While working on a script (in Perl), I discovered that MySQL performs very differently depending on the method used to retrieve a data row. What I need to do is walk through a set of 5000+ rows of a table with 110 columns. I have tried four different versions, and instead of elaborating and discussing, I will simply write down the method used and the execution time:
- Using a for(my $i = 0; $i < NUM; $i++)-loop and selecting every row individually with: SELECT * FROM table WHERE id = '$i'
85 seconds. Constantly 64 queries per second.
- Using a for(my $i = 0; $i < NUM; $i++)-loop and selecting every row individually with: SELECT * FROM table LIMIT $i, 1
45 seconds. During the first 5 seconds, MySQL performed at 313 queries per second, the last 5 seconds averaged at 69 queries per second after a logarithmic decrease.
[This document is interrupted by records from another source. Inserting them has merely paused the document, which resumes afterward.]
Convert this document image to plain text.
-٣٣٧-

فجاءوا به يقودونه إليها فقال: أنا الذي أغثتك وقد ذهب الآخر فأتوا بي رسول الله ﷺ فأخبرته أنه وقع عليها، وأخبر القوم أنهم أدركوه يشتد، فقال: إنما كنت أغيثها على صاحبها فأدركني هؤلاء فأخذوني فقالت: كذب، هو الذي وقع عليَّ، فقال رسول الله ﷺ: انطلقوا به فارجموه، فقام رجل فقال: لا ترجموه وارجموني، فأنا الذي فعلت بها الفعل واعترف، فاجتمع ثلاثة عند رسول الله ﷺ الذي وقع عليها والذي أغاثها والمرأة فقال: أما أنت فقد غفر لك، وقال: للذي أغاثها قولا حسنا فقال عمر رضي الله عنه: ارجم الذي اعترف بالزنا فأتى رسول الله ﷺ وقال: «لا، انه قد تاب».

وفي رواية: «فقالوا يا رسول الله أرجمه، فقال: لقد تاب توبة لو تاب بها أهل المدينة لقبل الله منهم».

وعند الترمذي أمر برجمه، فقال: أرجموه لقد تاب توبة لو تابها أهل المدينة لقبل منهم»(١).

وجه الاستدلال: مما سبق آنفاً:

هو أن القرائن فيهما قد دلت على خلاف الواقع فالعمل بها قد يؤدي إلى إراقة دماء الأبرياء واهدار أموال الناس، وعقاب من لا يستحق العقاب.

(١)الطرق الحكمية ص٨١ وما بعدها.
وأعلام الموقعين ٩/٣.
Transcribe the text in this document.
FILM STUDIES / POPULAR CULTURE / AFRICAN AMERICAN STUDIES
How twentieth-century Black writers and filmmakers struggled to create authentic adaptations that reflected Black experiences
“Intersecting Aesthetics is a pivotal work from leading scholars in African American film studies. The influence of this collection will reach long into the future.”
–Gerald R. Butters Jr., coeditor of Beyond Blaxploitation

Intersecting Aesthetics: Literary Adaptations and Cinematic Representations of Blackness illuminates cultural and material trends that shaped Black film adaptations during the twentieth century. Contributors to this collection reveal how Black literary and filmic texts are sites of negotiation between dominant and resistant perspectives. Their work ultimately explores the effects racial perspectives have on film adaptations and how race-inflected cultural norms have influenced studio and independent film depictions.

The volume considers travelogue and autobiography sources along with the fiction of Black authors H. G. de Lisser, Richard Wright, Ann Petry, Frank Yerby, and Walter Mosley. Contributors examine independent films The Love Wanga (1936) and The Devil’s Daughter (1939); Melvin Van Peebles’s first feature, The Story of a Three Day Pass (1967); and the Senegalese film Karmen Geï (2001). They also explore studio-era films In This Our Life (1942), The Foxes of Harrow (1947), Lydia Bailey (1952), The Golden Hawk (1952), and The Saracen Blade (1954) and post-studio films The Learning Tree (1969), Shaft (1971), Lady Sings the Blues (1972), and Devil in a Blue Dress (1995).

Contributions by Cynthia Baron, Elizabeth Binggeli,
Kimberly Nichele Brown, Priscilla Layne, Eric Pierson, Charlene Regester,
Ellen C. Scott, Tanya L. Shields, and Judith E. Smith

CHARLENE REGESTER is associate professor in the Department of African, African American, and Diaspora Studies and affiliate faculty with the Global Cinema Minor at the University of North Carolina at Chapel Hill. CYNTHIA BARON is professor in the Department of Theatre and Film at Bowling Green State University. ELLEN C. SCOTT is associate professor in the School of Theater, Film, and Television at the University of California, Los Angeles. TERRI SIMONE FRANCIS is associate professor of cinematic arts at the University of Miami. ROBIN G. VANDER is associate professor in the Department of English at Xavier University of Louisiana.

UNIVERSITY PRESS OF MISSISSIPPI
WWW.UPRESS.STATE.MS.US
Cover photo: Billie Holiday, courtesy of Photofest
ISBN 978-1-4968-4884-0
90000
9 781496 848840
- Using a for(my $i = 0; $i < NUM; $i++)-loop after creating a temporary table with CREATE TEMPORARY TABLE temp SELECT * FROM table and selecting every row individually with: SELECT * FROM temp LIMIT 1. After that select, the first row was deleted using DELETE QUICK FROM temp LIMIT 1
17 seconds.
- Using a simple SELECT * FROM table and loop-fetching each row using while(my $sample = $qry->fetchrow_hashref())
5 seconds.
There's not much to be said about this but: Use the simplest method MySQL provides. :)
Rafael: Thank you very much, I was having a huge headache to solve the very same problem!